The Germans are prevented from crossing the Rhine, so they come to the Riff to stab the French in the back.

That said, they also helped the Spaniards: a purpose-built turnkey plant at Melilla for making Yperite and tabun, around ten thousand gas-bombs dropped in three years, Abd el-Krim believes France is incapable of undertaking a war, he gathers many men to him, those who come, those who don’t come and are compelled to come, those he bribes — who sometimes prove more loyal than those who came in the flush of enthusiasm and will run away at the first setback — he also has hostages, as we do, a real snowball, but the snowball will come to a stop when it gets to the bottom of the hill, when it reaches the plain, where the great cities are which he does not dare to capture, woe to those who have forsaken their fields for the town, Goffard knew all that, they called him The African, and thirty years later he was also one of the first to get his hands on a copy of the Khrushchev report, it was his big scoop, it suited the interests of far too many people.

‘The CIA and the KGB,’ continues Malraux, ‘are hand in hand, the Atlanticists and the Soviets, talking of Adanticists, Baron, your friend Kappler, still as close to the Americans, is he?’

Max, face white, Malraux goes on:

‘Kappler, difficult man, but instead of sticking to being difficult with women he had to poke his nose into politics, and now no one ever knows where he is, a friendly visit to the Russian zone in ’47, neither here nor there, but he couldn’t not return to the East in ’56, did you discuss it? Which of you showed the other the Khrushchev report? Kappler going to live in the East after fighting the communists by the side of the CIA.’

‘Along with you, Master,’ said Max.

‘True,’ says Malraux, ‘that business with Preuves, I wrote for Preuves, with Sperber, in about ’52, ’53, and with Kappler too, a great review, on the side of freedom.’

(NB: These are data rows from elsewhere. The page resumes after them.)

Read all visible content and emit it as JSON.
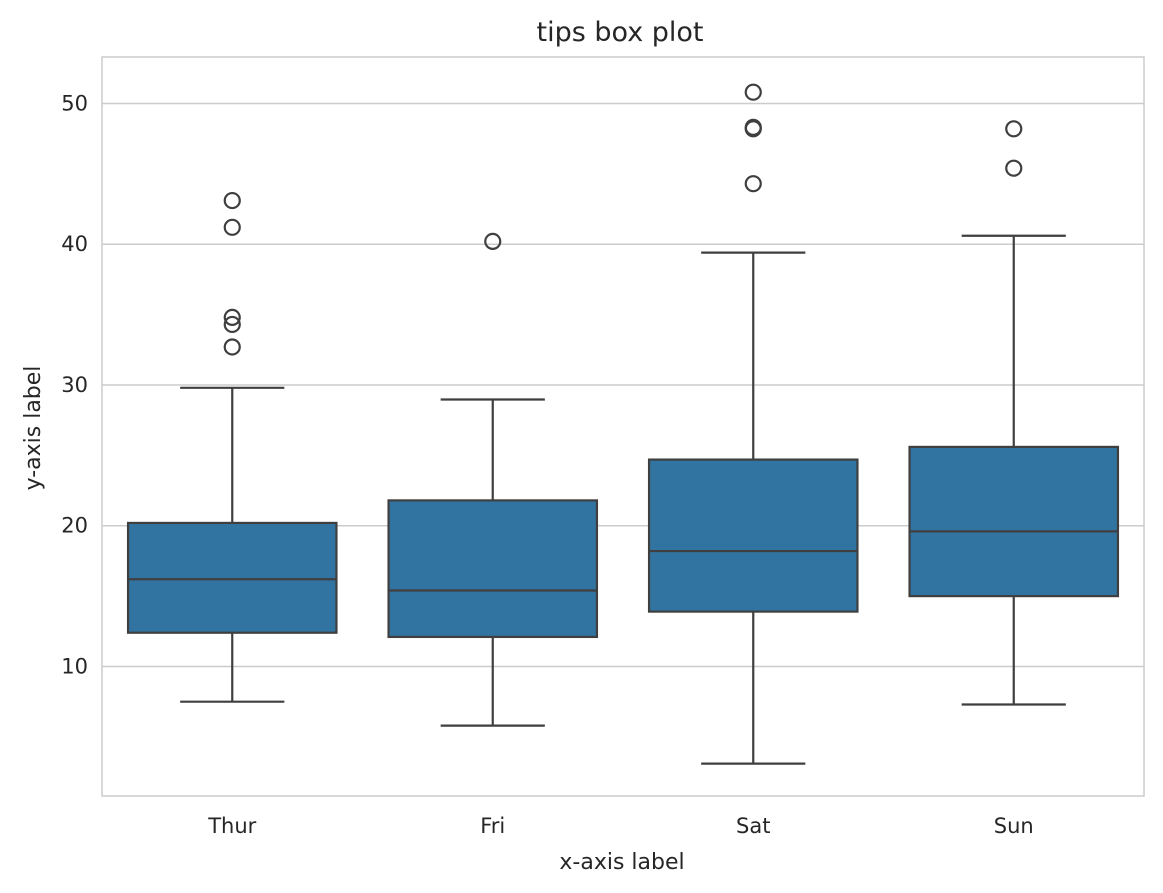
{
  "chart_data": {
    "type": "box",
    "title": "tips box plot",
    "xlabel": "x-axis label",
    "ylabel": "y-axis label",
    "ylim": [
      0.8,
      53.3
    ],
    "yticks": [
      10,
      20,
      30,
      40,
      50
    ],
    "grid": "horizontal",
    "colors": {
      "box": "#3274a1",
      "line": "#3f3f3f",
      "grid": "#cccccc",
      "spine": "#cccccc"
    },
    "categories": [
      "Thur",
      "Fri",
      "Sat",
      "Sun"
    ],
    "boxes": [
      {
        "category": "Thur",
        "whisker_low": 7.5,
        "q1": 12.4,
        "median": 16.2,
        "q3": 20.2,
        "whisker_high": 29.8,
        "outliers": [
          32.7,
          34.3,
          34.8,
          41.2,
          43.1
        ]
      },
      {
        "category": "Fri",
        "whisker_low": 5.8,
        "q1": 12.1,
        "median": 15.4,
        "q3": 21.8,
        "whisker_high": 28.97,
        "outliers": [
          40.2
        ]
      },
      {
        "category": "Sat",
        "whisker_low": 3.1,
        "q1": 13.9,
        "median": 18.2,
        "q3": 24.7,
        "whisker_high": 39.4,
        "outliers": [
          44.3,
          48.2,
          48.3,
          50.8
        ]
      },
      {
        "category": "Sun",
        "whisker_low": 7.3,
        "q1": 15.0,
        "median": 19.6,
        "q3": 25.6,
        "whisker_high": 40.6,
        "outliers": [
          45.4,
          48.2
        ]
      }
    ]
  }
}
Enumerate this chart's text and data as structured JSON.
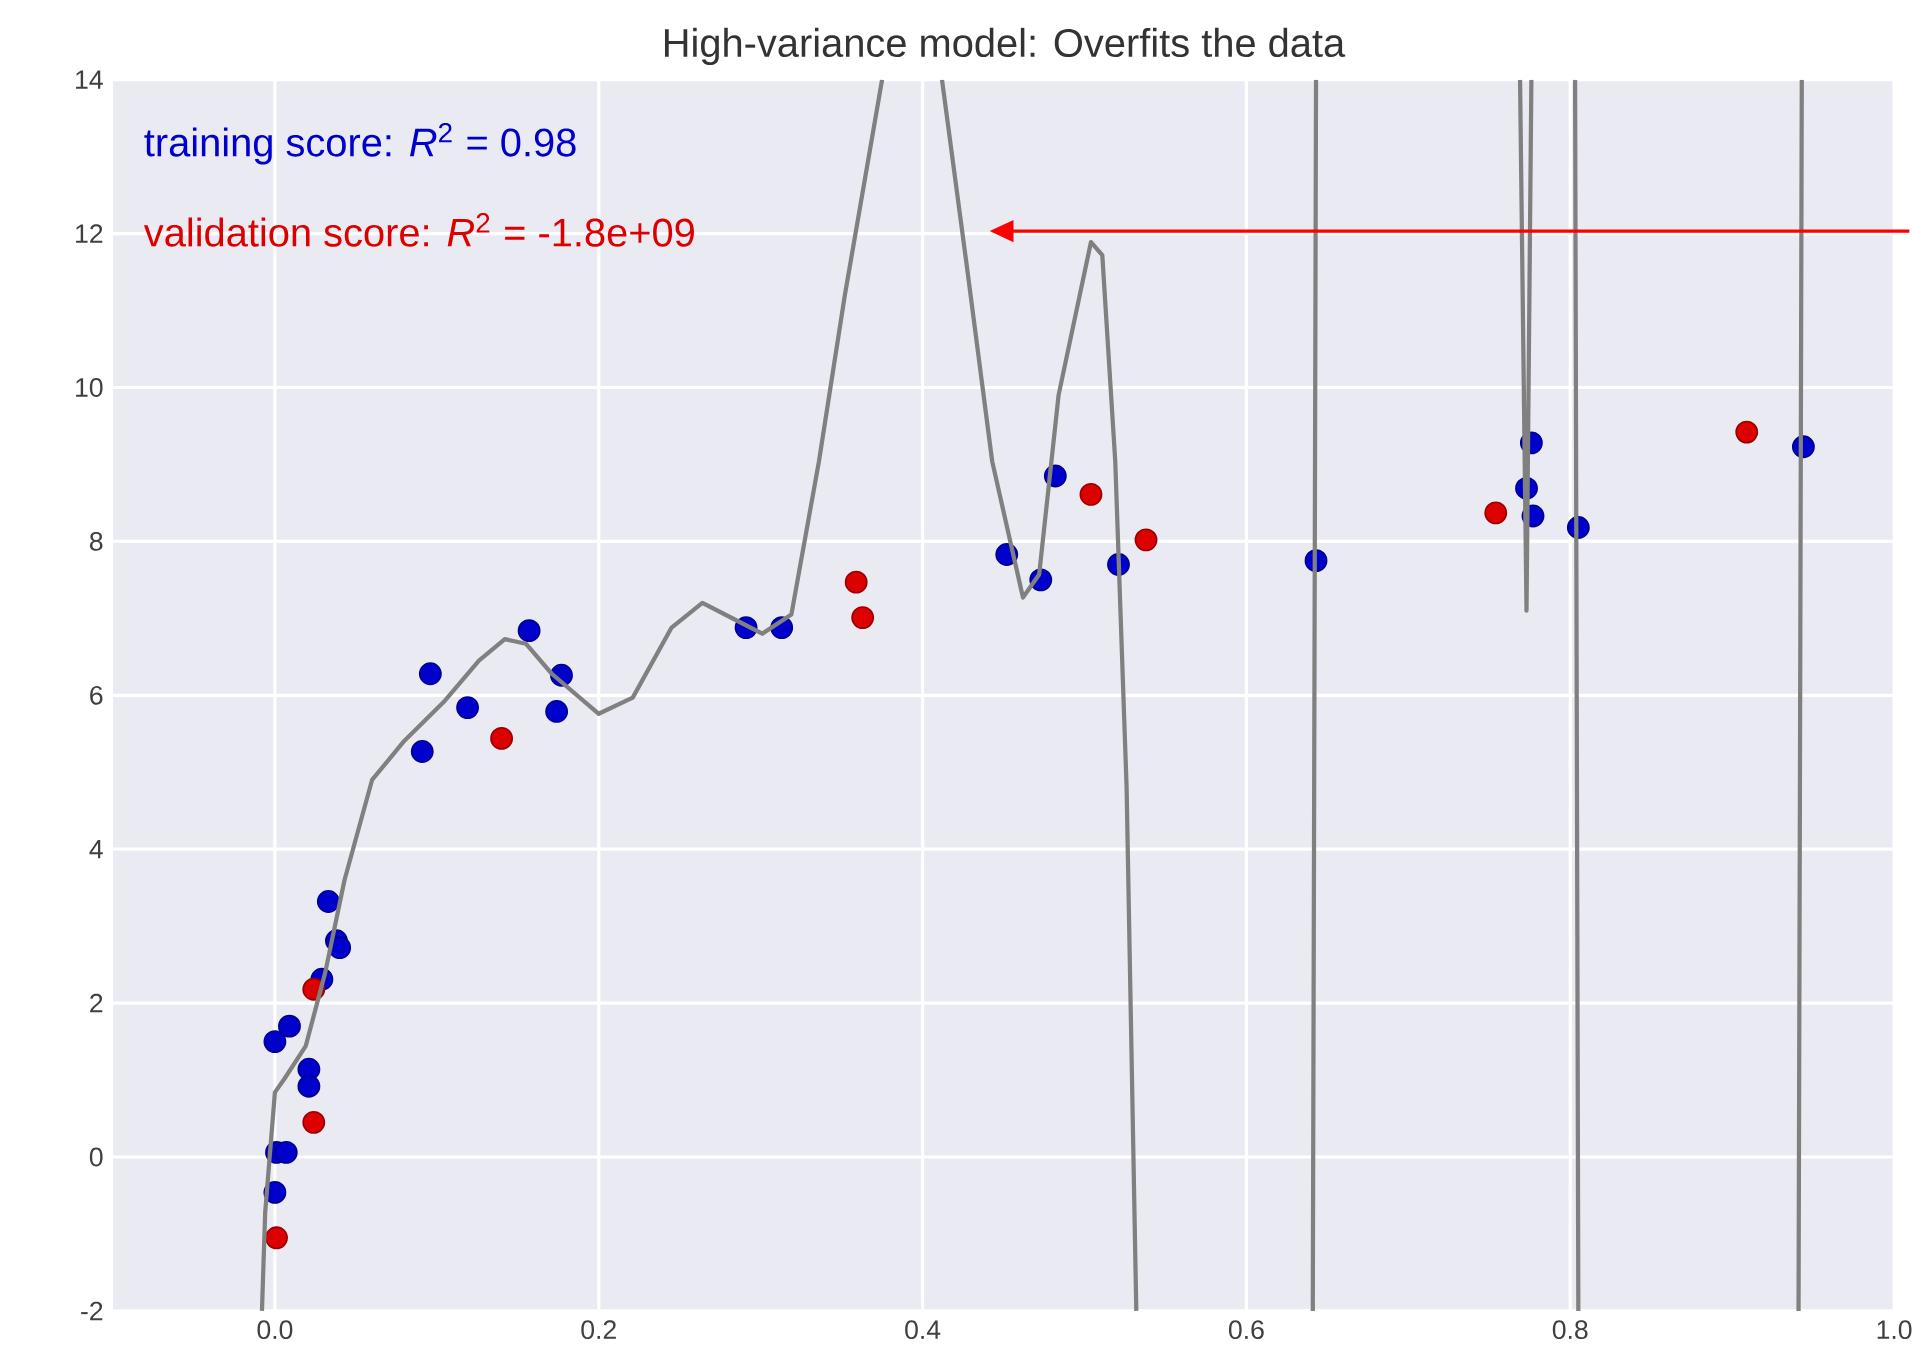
{
  "chart_data": {
    "type": "scatter",
    "title": "High-variance model: Overfits the data",
    "annotations": [
      "training score: *R*$^{2}$ = 0.98",
      "validation score: *R*$^{2}$ = -1.8e+09"
    ],
    "xlim": [
      -0.1,
      1.0
    ],
    "ylim": [
      -2,
      14
    ],
    "xticks": [
      {
        "value": 0,
        "label": "0.0"
      },
      {
        "value": 0.2,
        "label": "0.2"
      },
      {
        "value": 0.4,
        "label": "0.4"
      },
      {
        "value": 0.6,
        "label": "0.6"
      },
      {
        "value": 0.8,
        "label": "0.8"
      },
      {
        "value": 1.0,
        "label": "1.0"
      }
    ],
    "yticks": [
      -2,
      0,
      2,
      4,
      6,
      8,
      10,
      12,
      14
    ],
    "grid": true,
    "marker": "circle",
    "series": [
      {
        "color": "#0000cc",
        "x": [
          0.157,
          0.096,
          0.177,
          0.119,
          0.174,
          0.091,
          0.033,
          0.038,
          0.04,
          0.029,
          0.009,
          0.0,
          0.021,
          0.021,
          0.001,
          0.007,
          0.0,
          0.291,
          0.313,
          0.452,
          0.473,
          0.482,
          0.521,
          0.643,
          0.776,
          0.773,
          0.777,
          0.805,
          0.944
        ],
        "values": [
          6.84,
          6.28,
          6.26,
          5.84,
          5.79,
          5.27,
          3.32,
          2.81,
          2.72,
          2.31,
          1.7,
          1.5,
          1.14,
          0.92,
          0.06,
          0.06,
          -0.46,
          6.88,
          6.88,
          7.83,
          7.5,
          8.85,
          7.7,
          7.75,
          9.28,
          8.69,
          8.33,
          8.18,
          9.23
        ]
      },
      {
        "color": "#dd0000",
        "x": [
          0.14,
          0.024,
          0.024,
          0.001,
          0.359,
          0.363,
          0.504,
          0.538,
          0.754,
          0.909
        ],
        "values": [
          5.44,
          2.18,
          0.45,
          -1.05,
          7.47,
          7.01,
          8.61,
          8.02,
          8.37,
          9.42
        ]
      },
      {
        "type": "line",
        "marker": "none",
        "color": "#808080",
        "x": [
          -0.008,
          -0.006,
          0.0,
          0.006,
          0.019,
          0.031,
          0.043,
          0.06,
          0.08,
          0.105,
          0.126,
          0.142,
          0.155,
          0.171,
          0.2,
          0.221,
          0.245,
          0.264,
          0.278,
          0.301,
          0.319,
          0.336,
          0.352,
          0.375,
          0.39,
          0.412,
          0.427,
          0.443,
          0.462,
          0.472,
          0.484,
          0.504,
          0.511,
          0.519,
          0.526,
          0.532,
          0.6,
          0.641,
          0.643,
          0.7,
          0.769,
          0.773,
          0.776,
          0.79,
          0.803,
          0.805,
          0.9,
          0.941,
          0.943
        ],
        "values": [
          -2,
          -0.72,
          0.84,
          1.02,
          1.44,
          2.39,
          3.6,
          4.9,
          5.41,
          5.93,
          6.45,
          6.73,
          6.67,
          6.28,
          5.76,
          5.97,
          6.88,
          7.2,
          7.05,
          6.8,
          7.05,
          9.04,
          11.2,
          14,
          null,
          14,
          11.63,
          9.04,
          7.27,
          7.57,
          9.9,
          11.89,
          11.72,
          9.04,
          4.81,
          -2,
          null,
          -2,
          14,
          null,
          14,
          7.1,
          14,
          null,
          14,
          -2,
          null,
          -2,
          14
        ]
      }
    ]
  }
}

‘Which had some very unusual financial backing.’

Malraux, without picking up on this remark:

‘But Kappler certainly pulled the wool over our eyes, going off to live in the East in ’56, after Budapest!’

‘He only stayed three years,’ says Max.

‘He left for Switzerland in ’59,’ adds Malraux, ‘and today his name crops up in CIA reviews, the reviews which publish him are subsidised by the Americans, a man for all seasons.’

‘It’s because he is a man of sincerity,’ says Max.

‘A man of every sincerity going,’ says Malraux.

‘He was incapable of telling the necessary lie.’ Max has stopped clowning. ‘But we’re getting away from the subject, Master: Peking, the Great Helmsman and the little Lolitas.’

The two people around this table who have known each other longest are Goffard and Malraux, almost half a century of friendship, and they are now about to quarrel terminally, when Malraux said ‘cliché’ and ‘tittle-tattle’, he lowered his eyes, not wanting to see the man who had taken him in hand in the twenties, and Max too has had enough of his author, whole decades start falling under the hammer, an orgy of destruction, each man destroying what he had once meant to the other, I leave you my old clothes, enjoy, Lolitas, tittle-tattle, it’s all meaningless, because it was him, tearing each other apart for the same absence of reason, because it was like this, because it was like that, or because they’d got too carried away, or because they’d never really been friends, or because one day the powers-that-be decide they don’t like the edge one of you has over the other, or because what they had originally destroyed in order to become friends has reared its head again, what exactly is it that’s been kept hidden for so long?